89. Evenzo heeft de Commissie terecht erop gewezen dat verzoekster, gelet op de verwijzing in haar offerte naar een met de reikwijdte van het project "Uw Europa" onverenigbaar "nieuwsplatform" en een "specifiek doelpubliek van potentiële investeerders [...] met belangstelling voor het soort innovatie dat door de portaalsite ,Uw Europa' wordt bevorderd en aangemoedigd", niet volledig had begrepen wat de doelinhoud en wie het doelpubliek van die portaalsite zijn. In dit verband kan verzoeksters argument dat de toevoeging van nieuwe inhouden aan de portaalsite een positief aspect van haar offerte is, niet slagen. Zoals de Commissie op goede gronden betoogt, zonder door verzoekster te zijn weersproken, heeft deze laatste in haar offerte namelijk niet duidelijk aangegeven dat zij voorstelde, in de portaalsite een inhoud op te nemen die verder ging dan hetgeen in het bestek was voorzien.

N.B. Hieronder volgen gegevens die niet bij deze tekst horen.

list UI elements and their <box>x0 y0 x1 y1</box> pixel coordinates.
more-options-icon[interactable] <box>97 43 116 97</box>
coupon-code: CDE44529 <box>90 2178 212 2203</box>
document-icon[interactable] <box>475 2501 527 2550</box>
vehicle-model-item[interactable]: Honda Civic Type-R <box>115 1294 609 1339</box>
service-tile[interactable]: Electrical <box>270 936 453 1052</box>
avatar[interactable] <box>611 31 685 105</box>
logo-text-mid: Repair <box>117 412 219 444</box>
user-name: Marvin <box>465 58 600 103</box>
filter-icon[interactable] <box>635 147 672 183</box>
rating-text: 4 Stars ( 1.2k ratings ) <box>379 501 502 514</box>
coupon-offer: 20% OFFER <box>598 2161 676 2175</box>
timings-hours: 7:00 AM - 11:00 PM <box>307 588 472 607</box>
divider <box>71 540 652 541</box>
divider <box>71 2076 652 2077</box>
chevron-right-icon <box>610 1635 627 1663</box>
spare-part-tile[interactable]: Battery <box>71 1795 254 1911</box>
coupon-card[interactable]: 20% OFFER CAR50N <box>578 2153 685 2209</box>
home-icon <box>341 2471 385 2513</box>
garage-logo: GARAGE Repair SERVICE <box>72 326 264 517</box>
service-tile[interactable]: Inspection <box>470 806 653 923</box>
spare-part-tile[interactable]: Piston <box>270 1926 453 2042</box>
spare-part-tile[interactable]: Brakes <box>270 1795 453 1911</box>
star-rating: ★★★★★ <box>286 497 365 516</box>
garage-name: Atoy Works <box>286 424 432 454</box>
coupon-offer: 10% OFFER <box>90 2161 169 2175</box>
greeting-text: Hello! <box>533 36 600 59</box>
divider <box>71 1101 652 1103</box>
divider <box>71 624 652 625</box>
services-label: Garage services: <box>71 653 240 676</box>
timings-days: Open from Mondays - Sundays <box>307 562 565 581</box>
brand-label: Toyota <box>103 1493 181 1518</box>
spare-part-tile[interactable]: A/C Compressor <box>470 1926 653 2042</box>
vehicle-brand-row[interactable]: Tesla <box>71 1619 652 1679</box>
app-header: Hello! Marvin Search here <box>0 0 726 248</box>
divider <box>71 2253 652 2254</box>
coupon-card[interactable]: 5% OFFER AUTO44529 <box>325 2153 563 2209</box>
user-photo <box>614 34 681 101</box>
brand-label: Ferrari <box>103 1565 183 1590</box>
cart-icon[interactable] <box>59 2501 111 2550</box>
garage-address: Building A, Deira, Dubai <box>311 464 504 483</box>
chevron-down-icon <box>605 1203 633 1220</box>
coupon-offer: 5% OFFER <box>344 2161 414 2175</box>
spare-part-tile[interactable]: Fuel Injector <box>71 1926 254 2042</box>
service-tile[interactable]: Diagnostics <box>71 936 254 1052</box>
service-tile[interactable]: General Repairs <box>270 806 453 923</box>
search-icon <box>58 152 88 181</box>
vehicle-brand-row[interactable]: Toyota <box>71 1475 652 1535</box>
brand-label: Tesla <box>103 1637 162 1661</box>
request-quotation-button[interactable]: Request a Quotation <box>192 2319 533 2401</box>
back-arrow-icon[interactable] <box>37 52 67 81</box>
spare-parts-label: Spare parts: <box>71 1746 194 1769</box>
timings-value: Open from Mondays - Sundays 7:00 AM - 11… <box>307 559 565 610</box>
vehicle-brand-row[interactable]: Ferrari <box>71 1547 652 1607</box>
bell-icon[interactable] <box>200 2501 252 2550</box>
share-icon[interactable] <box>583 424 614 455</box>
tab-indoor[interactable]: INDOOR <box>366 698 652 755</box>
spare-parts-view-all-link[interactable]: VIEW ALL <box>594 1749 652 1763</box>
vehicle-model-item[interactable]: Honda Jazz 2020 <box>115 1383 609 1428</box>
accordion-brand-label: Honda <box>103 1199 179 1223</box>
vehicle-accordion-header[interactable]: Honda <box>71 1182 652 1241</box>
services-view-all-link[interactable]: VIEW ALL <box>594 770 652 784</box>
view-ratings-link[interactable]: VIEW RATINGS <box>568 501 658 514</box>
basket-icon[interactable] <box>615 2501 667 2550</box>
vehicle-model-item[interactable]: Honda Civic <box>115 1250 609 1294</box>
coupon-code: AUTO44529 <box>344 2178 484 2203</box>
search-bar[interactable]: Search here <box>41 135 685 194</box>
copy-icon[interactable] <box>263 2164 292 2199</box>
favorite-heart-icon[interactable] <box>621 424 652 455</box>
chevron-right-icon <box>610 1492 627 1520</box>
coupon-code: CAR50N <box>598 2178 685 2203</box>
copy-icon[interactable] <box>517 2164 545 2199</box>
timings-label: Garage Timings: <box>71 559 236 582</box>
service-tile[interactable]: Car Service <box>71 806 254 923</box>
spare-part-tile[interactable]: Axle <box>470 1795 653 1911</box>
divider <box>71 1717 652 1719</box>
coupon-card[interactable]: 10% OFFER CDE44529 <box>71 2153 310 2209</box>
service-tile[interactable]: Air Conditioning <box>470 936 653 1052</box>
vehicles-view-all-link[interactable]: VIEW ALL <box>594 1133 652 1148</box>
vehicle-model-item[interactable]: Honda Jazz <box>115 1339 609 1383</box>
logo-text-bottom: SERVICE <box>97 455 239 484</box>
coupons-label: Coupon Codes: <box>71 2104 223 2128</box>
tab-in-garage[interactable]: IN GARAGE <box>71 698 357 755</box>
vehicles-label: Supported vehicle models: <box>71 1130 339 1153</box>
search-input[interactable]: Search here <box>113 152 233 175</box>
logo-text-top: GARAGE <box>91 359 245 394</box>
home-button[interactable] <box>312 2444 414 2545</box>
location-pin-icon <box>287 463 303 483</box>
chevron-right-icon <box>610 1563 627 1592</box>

90. Ten slotte is er geen tegenspraak tussen de bewering dat "[d]e offerte blijkt geeft van een juist inzicht in de context in zijn geheel" en de bewering dat "de methode [...] algemeen is", aangezien deze twee vaststellingen enkel betekenen dat verzoekster, algemeen gesproken, goed heeft begrepen wat het voorwerp van de aanbesteding was, maar dat de door haar voorgestelde benadering niet voldoende nauwkeurig of gedetailleerd was.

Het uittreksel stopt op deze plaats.